Lights, Camera, Action
Live events are still on hold for the near future; they’ll need modification and careful planning to accommodate social distancing when they are allowed. This means virtual events are still very much needed. Bihet had much to share on this point, too, and cinematic themes are still at play.
“My philosophy on virtual events and meetings is to think of them like broadcast television. There needs to be a narrative. Visual storytelling and seamless pacing are crucial,” she says.
Why is it that we are overtired by a few hours of Zoom calls and Google hangouts, yet we can watch TV for hours on end? The set, sound and lighting and a scripted narrative bring us visual and mental variety, Bihet notes. All these elements are designed to keep our attention. Contrast that with, for example, Bihet’s virtual nightmare: ““When you see webinars with one slide and half a speaker in the corner, and they stay like that for one hour—come on, we’re event planners!”
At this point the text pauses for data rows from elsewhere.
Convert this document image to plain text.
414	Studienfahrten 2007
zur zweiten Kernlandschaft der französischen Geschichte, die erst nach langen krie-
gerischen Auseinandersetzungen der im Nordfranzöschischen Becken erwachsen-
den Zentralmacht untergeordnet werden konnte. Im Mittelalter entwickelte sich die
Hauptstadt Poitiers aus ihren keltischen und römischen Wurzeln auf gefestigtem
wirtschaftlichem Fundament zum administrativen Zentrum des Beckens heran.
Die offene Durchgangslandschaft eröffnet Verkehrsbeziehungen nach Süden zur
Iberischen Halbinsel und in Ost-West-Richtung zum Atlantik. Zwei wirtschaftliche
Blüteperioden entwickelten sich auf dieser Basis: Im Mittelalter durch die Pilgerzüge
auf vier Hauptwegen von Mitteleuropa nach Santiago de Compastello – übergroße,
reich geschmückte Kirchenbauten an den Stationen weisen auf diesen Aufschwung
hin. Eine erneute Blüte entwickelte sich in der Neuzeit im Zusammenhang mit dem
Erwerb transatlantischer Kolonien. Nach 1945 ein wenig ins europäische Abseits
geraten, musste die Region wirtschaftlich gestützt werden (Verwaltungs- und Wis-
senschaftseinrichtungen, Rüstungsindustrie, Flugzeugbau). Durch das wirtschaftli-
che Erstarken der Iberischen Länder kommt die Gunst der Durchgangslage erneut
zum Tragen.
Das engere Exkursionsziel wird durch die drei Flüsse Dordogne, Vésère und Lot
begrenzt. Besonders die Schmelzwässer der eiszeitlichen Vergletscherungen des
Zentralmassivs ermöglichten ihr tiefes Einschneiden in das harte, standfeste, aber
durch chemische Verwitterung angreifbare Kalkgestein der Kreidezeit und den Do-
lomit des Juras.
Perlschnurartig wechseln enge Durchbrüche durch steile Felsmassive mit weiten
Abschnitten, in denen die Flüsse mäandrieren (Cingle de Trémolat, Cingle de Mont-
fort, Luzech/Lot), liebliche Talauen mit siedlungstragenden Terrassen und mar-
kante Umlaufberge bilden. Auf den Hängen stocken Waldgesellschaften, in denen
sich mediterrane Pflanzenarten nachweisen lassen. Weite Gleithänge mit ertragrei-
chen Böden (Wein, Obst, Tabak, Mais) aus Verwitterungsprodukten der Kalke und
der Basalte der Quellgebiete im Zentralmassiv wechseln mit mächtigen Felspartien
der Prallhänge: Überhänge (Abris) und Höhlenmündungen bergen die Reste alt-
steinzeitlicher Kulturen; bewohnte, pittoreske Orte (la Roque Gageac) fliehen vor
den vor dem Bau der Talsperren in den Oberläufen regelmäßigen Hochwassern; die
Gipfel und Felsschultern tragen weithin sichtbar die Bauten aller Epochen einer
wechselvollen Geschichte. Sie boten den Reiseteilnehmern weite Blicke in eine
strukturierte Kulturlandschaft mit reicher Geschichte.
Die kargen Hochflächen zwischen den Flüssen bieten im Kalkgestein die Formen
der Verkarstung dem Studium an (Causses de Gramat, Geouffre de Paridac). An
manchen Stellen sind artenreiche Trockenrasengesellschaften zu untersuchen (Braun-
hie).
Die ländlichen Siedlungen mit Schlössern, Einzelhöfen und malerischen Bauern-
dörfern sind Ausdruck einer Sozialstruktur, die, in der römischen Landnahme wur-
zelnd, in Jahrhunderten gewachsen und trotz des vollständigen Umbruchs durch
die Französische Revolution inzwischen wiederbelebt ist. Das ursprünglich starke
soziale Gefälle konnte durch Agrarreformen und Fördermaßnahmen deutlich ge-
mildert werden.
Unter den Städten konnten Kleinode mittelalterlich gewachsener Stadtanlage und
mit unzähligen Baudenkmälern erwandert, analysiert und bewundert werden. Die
As virtual events continue, thinking about planning them with the same attention to detail as a live event will bring higher engagement and richness to the platform. Depending on the event, she says, think about guests, changing camera angles, and scripting the whole process out. To stoke engagement, the liveliness, use of the element of surprise and the overall careful planning of a televised event should be the new future of remote gatherings.
Bihet pinpointed another area the industry must to work on. “There needs to be clarification about virtual event language. Everything is a virtual event, and it’s confusing for the client. A webinar, Zoom meeting and remote event are all called virtual events.”
See You at the Movies
In lieu of Bihet’s recommendations about approaching virtual events from a broadcast mindset, our homework becomes clear: Maybe all those quarantine hours on Netflix and Hulu are research, after all.